Sunday, January 21, 2018

Biogeochemical Cycles 1/21/18



This week in class, we began our project on biogeochemical cycles. (Bio-geo-chemical). These cycles take CNWPS all around the earth, carbon, nitrogen, water, phosphorus, and sulfur. For the project, we have chosen one cycle. We must create a comic strip that informs the reader about our cycle. We have to have some key words in the strip. My chosen cycle is the nitrogen cycle, so I’ll include information on that. There is a video in there if you would like to know more about the other cycles.

What are the cycles like?
A cycle is meant to take something around in a circular sort of motion, like the picture above. You can start with  one thing, say precipitation, and then the water moves through runoff, groundwater, evaporation, condensation/transpiration, and then precipitation again. No matter where you start in a cycle, you’ll always end up back where you started.



The Nitrogen cycle
Before the cycle begins, nitrogen is just a gas, N2, that makes up 78% of our atmosphere. Then the cycle goes around to these little stops: nitrogen fixation, ammonia, fertilizers, assimilation, ammonification, nitrification, nitrates, eutrophication, denitrification, and nitrites. To make it less complicated, I’ll describe them one by one, but if that’s still a bit confusing, you can watch the full video.

Nitrogen fixation/Ammonification
Nitrogen fixation is when bacteria in the soil and roots of plants are taking in the nitrogen from the atmosphere. They then convert the nitrogen into usable ammonia. Ammonification is the same thing, where it helpfully converts the nitrogen into ammonia.

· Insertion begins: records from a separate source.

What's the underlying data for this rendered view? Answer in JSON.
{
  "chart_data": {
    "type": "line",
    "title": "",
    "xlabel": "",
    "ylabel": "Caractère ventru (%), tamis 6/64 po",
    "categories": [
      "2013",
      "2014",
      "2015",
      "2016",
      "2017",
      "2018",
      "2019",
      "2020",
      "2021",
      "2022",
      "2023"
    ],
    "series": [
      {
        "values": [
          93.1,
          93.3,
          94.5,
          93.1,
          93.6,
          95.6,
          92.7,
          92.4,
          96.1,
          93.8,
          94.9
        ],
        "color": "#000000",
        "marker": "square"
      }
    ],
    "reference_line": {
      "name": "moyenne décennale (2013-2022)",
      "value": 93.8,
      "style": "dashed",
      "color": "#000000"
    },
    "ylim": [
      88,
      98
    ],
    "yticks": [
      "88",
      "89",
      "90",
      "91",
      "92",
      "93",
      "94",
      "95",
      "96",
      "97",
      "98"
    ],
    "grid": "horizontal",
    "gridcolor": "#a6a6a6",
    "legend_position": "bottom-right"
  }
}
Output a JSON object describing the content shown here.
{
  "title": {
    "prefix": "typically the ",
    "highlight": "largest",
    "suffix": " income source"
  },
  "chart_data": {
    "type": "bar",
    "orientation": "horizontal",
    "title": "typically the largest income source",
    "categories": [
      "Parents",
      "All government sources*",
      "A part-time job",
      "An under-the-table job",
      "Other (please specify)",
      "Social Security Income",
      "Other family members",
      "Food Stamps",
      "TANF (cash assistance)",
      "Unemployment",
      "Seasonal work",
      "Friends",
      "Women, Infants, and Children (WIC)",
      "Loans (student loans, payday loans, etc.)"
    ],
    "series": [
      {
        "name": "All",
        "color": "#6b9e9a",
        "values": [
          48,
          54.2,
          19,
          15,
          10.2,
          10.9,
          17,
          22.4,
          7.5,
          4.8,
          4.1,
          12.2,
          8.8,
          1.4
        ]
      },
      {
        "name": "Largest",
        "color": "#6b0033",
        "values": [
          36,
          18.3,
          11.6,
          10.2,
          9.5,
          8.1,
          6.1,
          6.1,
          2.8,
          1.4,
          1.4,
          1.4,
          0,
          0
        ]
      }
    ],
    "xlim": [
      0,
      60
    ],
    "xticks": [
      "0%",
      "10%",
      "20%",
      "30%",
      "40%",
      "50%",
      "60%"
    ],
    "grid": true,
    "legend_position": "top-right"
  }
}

Plants need mineral nutrients, such as nitrogen in order to grow, but plain old nitrogen from the atmosphere cannot be used. In order for the plants to get the nitrogen they need, the bacteria in the soil and roots converts the unusable nitrogen into ammonia, a form of nitrogen that plants and other organisms can use.

Ammonia & Fertilizers
As said before, ammonia is the usable source of nitrogen for plants and other organisms. Ammonia can also be used as a fertilizer for plants since it helps them grow so well. Nitrogen is needed for organisms to survive, and ammonia is the way they can get it. Most fertilizers are made of animal waste, which is also surprisingly good for plants, but ammonia is another good way to supply a plant with nitrogen.

Assimilation
Assimilation is quite important for us humans. We need nitrogen too, and one way we can get it is by eating plants. Say we have a carrot plant. The bacteria in the carrot’s roots transform the nitrogen into ammonia fertilizers, letting the carrot grow. Then, a human would come and eat the carrot, receiving the amount of nitrogen they need from the carrot.

Nitrification
Nitrification is the process when ammonia found in the soil is converted to nitrates, which are inorganic form of nitrogen.

Nitrates
Nitrates can be leached, meaning that they leave the soil in drainage water. Then the nitrates move into a water supply, causing an algal bloom.

Eutrophication
Eutrophication is when the nitrates move into the water supply, causing a lot of algae to grow. Algal blooms are bad for the environment because when the algae dies, bacteria have to break it down, using lots of oxygen that humans need.

Denitrification & Nitrites
Denitrification is when the nitrates are reduced into nitrites. The nitrites are then reduced into more ammonia and nitrogen gas, thus starting the whole cycle over again.

S&EP: SP8: Communicating Information

Part of our big project this week is learning about our cycle, but also communicating our knowledge into a comic strip. It’s very important to have your facts straight before you begin the strip, because then you could have it all wrong, or mixed up the words and the people reading your strip won’t understand or will have the wrong information in their minds.

XCC: Cause and Effect

If plants could just use plain nitrogen instead of needing ammonia, then the whole cycle wouldn’t be needed. We need the nitrogen cycle because the plants can’t use the plain nitrogen. They need ammonia instead of nitrogen, so the whole cycle is there so that the plants can have ammonia.